A 73-year-old African American man, a bed-bound nursing home resident with dementia and hypertension of unknown duration, suffered a stroke attributed to a left middle cerebral artery occlusion necessitating hospitalization. Because of his immobility, a urethral catheter was inserted, yielding a urine output of approximately 10–15 mL per day for the first 2 days of hospitalization. By the third hospital day, his serum creatinine concentration had progressively increased from its level of 1.1 mg/dL on admission to 3.8 mg/dL. A repeat physical examination detected a grossly distended bladder which on a computed tomography scan of the abdomen was found to be associated with bilateral hydronephrosis and hydroureter, and a distended bladder with the catheter bulb lodged in the prostatic urethra inducing obstruction to urinary flow (Figures 1 and 2). Following insertion of a replacement urethral catheter, approximately 700 mL of urine drained immediately with a subsequent urine output of 50–70 mL/hour and a return of his creatinine level to 1.1 mg/dL over the next 24 hours.

Review of all available medical data prior to hospitalization in each of the two patients found no evidence of preexisting renal disease.

3. Discussion

As reported by Waikar et al., AKI affects about 15.3% of all hospitalized patients [1, 2]. Bagshaw et al. studied 5693 consecutive admissions and concluded that the presence and severity of AKI were independently associated with an increased mortality at 1 year [3]. In a study of 19,982 critically ill adults, an elevation of serum creatinine of greater than 0.5 mg/dL was associated with a 6.5-fold (95% confidence interval 5.0 to 8.5) increase in the risk of death, a 3.5-day increase in the length of hospital stay, and nearly $7,500 in excess hospital costs [4].

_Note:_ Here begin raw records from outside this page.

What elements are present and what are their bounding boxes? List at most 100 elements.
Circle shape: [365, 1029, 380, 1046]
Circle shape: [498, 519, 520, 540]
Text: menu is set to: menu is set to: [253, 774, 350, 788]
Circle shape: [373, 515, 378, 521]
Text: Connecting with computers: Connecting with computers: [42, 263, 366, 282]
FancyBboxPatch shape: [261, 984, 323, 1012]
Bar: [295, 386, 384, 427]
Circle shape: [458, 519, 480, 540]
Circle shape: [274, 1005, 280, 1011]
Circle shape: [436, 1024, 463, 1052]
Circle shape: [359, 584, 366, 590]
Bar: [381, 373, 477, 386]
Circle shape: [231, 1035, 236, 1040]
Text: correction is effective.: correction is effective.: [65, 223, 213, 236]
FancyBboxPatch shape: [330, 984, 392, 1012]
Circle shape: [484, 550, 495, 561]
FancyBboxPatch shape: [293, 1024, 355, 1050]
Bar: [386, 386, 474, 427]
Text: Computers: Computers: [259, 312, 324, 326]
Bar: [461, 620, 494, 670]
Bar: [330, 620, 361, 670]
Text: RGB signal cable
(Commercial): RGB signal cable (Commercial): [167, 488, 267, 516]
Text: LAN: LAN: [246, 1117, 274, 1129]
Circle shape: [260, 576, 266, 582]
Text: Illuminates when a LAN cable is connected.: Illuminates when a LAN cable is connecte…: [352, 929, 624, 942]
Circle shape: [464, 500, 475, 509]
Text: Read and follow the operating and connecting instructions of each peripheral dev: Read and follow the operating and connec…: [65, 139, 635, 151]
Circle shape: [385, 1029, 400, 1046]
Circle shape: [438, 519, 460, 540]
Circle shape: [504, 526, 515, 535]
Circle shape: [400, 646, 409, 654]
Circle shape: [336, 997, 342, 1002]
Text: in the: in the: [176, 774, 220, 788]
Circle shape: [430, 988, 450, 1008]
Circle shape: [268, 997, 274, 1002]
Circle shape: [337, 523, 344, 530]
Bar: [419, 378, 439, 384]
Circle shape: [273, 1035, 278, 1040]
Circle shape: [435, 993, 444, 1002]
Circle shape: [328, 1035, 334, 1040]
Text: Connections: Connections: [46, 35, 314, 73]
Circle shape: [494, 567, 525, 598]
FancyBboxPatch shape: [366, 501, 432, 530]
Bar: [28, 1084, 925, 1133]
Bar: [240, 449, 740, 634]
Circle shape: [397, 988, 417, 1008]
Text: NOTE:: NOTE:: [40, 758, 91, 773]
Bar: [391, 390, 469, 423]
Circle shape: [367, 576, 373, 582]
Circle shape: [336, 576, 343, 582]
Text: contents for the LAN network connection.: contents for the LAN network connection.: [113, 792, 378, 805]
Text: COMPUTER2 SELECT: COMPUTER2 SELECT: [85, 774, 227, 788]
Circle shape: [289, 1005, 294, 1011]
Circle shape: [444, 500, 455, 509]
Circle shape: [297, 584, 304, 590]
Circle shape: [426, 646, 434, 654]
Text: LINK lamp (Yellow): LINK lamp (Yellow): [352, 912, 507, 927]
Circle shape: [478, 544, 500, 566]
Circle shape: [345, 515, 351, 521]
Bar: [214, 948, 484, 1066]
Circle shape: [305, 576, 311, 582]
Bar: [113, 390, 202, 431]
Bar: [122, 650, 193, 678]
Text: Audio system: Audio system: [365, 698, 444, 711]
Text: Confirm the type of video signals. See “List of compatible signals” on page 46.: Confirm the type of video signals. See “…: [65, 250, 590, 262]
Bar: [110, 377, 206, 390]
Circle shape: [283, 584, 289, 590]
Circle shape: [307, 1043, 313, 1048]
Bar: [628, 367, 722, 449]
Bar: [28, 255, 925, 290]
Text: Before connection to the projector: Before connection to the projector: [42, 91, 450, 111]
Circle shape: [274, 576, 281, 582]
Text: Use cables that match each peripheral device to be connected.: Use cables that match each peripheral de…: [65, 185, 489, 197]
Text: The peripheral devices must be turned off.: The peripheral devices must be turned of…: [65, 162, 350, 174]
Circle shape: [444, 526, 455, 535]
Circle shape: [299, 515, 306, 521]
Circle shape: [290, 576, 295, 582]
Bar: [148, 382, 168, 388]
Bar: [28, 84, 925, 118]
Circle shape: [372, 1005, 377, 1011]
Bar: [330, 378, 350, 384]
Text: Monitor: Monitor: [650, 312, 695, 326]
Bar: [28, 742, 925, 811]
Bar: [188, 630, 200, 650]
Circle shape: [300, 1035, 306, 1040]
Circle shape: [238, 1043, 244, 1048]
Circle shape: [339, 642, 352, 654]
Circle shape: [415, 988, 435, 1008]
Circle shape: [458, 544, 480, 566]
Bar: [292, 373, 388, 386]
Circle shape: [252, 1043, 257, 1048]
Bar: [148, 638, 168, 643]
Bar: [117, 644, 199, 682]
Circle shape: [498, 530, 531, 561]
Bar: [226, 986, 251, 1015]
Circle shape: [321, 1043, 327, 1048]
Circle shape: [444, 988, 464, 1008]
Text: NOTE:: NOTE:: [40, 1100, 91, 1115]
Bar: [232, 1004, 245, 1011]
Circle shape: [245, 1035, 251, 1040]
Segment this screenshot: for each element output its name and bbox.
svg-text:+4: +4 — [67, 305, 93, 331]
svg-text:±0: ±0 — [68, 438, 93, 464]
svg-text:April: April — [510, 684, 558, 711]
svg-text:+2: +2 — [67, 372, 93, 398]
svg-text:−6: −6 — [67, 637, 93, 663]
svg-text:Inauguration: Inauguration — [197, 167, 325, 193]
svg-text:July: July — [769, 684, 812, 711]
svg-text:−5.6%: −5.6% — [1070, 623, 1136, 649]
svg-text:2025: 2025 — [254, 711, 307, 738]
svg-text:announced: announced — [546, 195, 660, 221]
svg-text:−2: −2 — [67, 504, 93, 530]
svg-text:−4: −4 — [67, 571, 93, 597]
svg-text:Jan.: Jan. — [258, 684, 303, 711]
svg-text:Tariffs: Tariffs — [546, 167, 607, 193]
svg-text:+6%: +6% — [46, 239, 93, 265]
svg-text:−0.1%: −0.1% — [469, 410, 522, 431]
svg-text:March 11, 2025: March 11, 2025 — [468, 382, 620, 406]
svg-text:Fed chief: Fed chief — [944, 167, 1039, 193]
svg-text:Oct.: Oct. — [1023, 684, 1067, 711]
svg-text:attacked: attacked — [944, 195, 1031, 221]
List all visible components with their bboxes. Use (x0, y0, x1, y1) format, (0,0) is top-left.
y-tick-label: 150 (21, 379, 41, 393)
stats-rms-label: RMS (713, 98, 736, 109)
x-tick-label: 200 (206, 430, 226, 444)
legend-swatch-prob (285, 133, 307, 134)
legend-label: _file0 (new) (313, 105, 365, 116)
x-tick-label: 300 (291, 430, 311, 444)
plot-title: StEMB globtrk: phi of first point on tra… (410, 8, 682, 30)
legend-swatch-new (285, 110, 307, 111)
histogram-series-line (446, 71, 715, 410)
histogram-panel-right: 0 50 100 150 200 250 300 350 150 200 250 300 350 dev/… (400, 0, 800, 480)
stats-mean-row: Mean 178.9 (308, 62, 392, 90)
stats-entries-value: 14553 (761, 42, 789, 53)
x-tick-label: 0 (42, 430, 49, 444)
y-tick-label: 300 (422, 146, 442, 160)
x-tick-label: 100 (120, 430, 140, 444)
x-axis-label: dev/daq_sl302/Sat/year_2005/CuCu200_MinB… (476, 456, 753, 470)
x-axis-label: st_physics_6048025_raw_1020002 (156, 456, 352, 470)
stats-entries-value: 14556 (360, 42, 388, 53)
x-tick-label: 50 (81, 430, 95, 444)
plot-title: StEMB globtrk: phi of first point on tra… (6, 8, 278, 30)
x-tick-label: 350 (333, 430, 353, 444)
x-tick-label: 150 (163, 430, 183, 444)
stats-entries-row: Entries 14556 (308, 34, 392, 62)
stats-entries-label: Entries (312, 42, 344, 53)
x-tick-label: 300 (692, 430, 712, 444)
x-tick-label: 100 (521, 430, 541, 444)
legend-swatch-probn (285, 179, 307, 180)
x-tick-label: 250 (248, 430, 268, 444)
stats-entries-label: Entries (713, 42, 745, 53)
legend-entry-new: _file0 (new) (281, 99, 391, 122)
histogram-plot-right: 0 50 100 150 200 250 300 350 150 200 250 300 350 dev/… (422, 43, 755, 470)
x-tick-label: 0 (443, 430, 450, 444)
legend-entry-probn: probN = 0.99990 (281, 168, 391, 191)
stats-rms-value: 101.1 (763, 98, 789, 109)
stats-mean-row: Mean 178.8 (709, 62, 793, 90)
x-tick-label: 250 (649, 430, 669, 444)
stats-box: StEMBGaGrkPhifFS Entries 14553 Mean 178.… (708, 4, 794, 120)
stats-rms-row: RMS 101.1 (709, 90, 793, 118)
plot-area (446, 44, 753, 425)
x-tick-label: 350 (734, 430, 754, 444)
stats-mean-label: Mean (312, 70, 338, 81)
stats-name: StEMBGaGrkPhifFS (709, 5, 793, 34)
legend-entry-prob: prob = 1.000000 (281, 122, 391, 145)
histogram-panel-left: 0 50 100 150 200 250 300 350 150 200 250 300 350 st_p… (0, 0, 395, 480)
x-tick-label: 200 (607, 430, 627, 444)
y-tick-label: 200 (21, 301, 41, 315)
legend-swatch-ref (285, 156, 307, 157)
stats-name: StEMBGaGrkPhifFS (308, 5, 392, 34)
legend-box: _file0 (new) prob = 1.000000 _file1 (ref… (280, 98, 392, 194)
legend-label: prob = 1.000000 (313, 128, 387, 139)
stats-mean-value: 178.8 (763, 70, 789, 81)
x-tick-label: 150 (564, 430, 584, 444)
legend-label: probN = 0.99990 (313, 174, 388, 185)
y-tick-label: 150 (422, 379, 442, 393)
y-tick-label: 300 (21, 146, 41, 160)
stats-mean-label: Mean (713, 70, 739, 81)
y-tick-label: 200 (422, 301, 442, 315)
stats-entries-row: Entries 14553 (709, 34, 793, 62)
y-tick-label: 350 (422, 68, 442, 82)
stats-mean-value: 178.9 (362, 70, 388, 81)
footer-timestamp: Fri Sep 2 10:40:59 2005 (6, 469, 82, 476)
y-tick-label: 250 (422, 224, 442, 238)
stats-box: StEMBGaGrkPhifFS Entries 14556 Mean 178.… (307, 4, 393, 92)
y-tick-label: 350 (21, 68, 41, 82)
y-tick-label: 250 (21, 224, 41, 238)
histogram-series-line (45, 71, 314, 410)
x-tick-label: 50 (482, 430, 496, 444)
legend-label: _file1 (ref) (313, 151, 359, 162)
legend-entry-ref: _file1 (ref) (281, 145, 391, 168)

Acute urinary retention is a very common cause of AKI as currently defined. However, mechanical obstruction by a urethral catheter has been only rarely mentioned as a cause of urinary obstruction in standard medical texts. Our PubMed search conducted on July 18, 2012, using “obstructed urinary catheter” as keywords, returned a case report by El-Zoghby et al., of renal failure caused by obstruction due to a urethral catheter balloon malpositioned in the prostatic urethra [5]. An obstructed catheter was also noted to have caused transient acute urinary retention and life-threatening autonomic dysreflexia in a tetraplegic patient who did not have azotemia [6].

Our paper clearly illustrates that mechanical obstruction by urethral catheters may induce substantial morbidity. A malpositioned urethral catheter should be considered among possible etiologies in any patient with unexplained AKI, especially when associated with an acute reduction in urinary output that occurs or persists after urethral catheter insertion. Prompt intervention including replacement of the obstructed urethral catheter may, as in our two patients, lead to a rapid improvement in renal dysfunction. The need for expensive and time-consuming investigational modalities is thus avoided and the length of hospital stay is shortened once the catheter problem is recognized and resolved.

4. Summary

We describe two patients with AKI resulting from obstructive uropathy that rapidly resolved after replacement of their obstructed urethral catheters. These cases underscore the pragmatic reality that the in situ presence of a urethral catheter does not exclude the possibility that acute urinary obstruction is the cause of AKI. The differential diagnosis of unexplained AKI associated with reduced urine output, in patients with a urethral catheter, should include affirmation of both the proper position and patency of the catheter.